Innovation

How Vinesource helps winemakers protect against counterfeiting

Integrating low-powered radio chips into packaging allows vintners—and wine aficianados—verify their bottles with a smartphone app

Startups to Watch: Stratford

Vinesource app on a smartphone

(Vinesource)

We continue our week-long spotlight on the startups of Stratford, Ont., today with Vinesource—a company that wants to help wine, spirits and beer producers put an end to counterfeit goods.

Vinesource incorporates a mobile app with near-field communications (NFC) chips to verify the authenticity of a particular bottle of wine, although it can also be used with spirits such as whisky and vodka, as well as beer.

The producer can embed an NFC chip anywhere in the bottle—in the base or label or, most likely, over the cork. A broken chip in the cork, or the absence of one altogether, can identify a particular bottle as counterfeit when scanned by Vinesource’s smartphone app.

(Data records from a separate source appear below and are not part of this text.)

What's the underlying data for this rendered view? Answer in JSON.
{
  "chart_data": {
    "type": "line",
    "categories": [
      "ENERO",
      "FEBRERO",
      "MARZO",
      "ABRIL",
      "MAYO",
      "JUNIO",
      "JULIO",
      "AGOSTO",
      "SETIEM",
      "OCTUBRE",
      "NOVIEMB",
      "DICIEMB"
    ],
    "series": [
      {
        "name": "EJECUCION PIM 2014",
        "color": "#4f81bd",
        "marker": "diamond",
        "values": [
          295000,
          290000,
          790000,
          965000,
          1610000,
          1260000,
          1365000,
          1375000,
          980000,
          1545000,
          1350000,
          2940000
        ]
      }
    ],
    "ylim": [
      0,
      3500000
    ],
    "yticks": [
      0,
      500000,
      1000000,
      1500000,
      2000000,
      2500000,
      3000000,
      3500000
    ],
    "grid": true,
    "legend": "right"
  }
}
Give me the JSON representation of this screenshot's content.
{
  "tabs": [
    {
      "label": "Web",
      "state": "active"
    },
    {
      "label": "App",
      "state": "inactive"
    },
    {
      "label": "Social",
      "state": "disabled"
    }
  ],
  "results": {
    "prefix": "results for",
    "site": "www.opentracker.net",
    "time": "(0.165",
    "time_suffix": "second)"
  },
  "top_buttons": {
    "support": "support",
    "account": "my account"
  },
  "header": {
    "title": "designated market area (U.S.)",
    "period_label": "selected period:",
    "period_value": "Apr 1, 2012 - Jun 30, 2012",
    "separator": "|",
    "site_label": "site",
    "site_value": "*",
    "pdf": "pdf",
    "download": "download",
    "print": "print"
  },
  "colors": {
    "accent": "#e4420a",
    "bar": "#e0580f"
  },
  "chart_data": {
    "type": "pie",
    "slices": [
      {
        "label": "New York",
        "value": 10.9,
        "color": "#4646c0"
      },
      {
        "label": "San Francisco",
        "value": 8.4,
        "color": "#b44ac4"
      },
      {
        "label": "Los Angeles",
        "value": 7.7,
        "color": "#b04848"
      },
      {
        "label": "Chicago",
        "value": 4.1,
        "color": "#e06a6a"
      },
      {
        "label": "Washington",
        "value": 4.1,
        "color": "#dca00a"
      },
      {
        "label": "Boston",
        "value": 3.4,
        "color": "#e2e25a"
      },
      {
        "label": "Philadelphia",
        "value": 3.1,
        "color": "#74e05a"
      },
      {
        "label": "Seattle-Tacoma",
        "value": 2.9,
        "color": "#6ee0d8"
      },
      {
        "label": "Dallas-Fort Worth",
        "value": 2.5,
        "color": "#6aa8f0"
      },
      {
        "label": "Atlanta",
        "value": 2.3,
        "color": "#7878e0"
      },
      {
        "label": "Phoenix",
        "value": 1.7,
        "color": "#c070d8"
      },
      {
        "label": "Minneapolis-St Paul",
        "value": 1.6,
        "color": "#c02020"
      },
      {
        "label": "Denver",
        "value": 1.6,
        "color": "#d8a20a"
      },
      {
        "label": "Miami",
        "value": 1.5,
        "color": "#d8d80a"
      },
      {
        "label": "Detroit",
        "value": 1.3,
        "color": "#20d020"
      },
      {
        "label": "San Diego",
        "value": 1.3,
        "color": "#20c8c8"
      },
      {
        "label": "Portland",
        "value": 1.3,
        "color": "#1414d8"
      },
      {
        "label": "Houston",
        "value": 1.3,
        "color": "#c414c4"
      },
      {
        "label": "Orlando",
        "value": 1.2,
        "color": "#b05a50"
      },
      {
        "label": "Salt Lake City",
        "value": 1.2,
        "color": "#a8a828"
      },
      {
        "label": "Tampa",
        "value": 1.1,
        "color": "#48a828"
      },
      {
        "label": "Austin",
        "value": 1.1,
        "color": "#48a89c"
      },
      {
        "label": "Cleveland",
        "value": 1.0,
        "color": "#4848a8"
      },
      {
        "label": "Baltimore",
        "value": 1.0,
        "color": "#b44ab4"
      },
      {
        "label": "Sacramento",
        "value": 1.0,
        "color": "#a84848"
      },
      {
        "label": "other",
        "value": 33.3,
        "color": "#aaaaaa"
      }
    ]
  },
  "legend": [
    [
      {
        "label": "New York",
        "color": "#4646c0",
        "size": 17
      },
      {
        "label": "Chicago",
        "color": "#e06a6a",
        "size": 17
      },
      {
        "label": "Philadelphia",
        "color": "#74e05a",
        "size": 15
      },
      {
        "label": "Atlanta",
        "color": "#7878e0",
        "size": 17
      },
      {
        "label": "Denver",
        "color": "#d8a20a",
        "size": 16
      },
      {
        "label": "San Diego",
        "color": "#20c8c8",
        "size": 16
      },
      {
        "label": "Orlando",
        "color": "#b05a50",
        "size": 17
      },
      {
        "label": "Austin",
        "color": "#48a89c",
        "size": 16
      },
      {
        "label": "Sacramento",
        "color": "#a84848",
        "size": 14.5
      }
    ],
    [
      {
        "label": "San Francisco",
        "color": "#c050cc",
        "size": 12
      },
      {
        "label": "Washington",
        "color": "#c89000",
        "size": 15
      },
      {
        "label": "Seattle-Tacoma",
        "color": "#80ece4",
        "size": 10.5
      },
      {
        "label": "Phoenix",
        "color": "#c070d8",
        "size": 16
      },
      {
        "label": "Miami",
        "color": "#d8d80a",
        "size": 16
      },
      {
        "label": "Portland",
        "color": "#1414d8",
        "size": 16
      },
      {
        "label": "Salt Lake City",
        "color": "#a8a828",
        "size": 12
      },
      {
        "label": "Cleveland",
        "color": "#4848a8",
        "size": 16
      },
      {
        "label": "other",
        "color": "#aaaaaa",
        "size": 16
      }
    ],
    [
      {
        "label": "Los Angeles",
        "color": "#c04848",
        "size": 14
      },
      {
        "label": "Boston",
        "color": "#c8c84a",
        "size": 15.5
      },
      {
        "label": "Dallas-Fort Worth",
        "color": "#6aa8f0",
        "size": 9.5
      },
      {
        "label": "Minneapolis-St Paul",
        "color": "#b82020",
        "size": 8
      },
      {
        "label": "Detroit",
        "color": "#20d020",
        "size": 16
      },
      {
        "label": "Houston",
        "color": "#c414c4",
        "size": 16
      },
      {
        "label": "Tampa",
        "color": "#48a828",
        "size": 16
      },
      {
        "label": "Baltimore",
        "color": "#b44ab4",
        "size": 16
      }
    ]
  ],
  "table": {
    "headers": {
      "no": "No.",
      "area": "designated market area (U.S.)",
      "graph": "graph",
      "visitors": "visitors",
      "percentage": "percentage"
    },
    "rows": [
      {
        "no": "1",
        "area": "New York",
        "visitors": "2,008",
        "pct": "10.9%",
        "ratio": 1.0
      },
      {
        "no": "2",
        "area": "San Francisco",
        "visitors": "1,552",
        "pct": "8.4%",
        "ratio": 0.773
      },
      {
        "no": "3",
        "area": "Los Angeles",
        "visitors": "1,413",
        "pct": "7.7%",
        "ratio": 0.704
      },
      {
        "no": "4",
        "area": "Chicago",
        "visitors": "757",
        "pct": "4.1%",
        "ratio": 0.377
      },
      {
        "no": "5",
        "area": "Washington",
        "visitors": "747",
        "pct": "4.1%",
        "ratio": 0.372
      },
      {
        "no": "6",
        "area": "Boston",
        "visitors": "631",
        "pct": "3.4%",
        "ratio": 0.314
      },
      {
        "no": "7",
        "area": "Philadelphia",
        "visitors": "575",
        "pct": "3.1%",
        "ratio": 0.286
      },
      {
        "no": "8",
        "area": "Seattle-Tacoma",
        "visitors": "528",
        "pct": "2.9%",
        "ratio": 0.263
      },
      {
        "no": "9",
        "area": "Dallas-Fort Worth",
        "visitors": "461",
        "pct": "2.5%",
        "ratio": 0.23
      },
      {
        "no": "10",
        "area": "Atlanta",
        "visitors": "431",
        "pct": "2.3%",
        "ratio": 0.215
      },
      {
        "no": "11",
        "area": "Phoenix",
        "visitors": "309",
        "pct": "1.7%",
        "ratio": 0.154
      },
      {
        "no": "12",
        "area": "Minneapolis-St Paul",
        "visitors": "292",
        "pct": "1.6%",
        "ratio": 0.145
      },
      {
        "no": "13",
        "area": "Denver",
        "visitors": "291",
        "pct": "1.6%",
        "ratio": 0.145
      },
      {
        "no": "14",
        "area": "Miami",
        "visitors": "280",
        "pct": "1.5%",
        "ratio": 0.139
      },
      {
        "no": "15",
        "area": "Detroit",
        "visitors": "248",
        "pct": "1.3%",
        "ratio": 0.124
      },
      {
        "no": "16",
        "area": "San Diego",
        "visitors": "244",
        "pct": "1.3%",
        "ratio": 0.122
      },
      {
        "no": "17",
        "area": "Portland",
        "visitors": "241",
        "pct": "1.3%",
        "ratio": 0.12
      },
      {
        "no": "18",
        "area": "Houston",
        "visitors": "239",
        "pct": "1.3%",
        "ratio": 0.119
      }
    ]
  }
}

Vinesource is the brand name of NFC Authority, the company founded by George Kleopa last year. The idea came to him as he began to get into wine a few years ago. The more he learned about it, the more he found out about the industry’s counterfeiting problem.

Estimates peg the percentage of fake international wines sold in Asia at between 60 and 80 per cent, he says, with losses mounting in the billions.

Kleopa, who has worked with other Stratford startups including software developers Conceptual Pathways and Build Circle, figured that a technological solution using inexpensive NFC chips and the smartphones that everyone has in their pockets seemed like a no-brainer.

“We make the hardware and the software so we can control them together,” he says. “We can process the entire chain.”

Kleopa also has ambitions beyond just counterfeit control. The NFC chips in bottles can also be used as marketing tools – consumers could scan them with their phones to reveal further information about the product, such as its location of origin, vintage year and ingredients.

That can arm buyers with more decision-making ability than they currently have.

“It’s about pulling up some information about a wine and knowing something about it,” he says.

NFC Authority is self-funded so far, with five full-time employees. The company is about to go to market with its first customer, Junction 56, a Stratford distillery started by Mike Heisz, a former software engineer at BlackBerry.

“He gets the technology and the whole push as far as what it can do with marketing, and how that sets it apart,” Kleopa says.

As for why the company is based in Stratford, rather than down the highway in Kitchener-Waterloo or even nearby Toronto, Kleopa says it’s a matter of culture. It’s a smaller town where individuals have more of a say in what’s going on.

“They can feel like they have a voice in Stratford and not feel like they’re part of the machine.”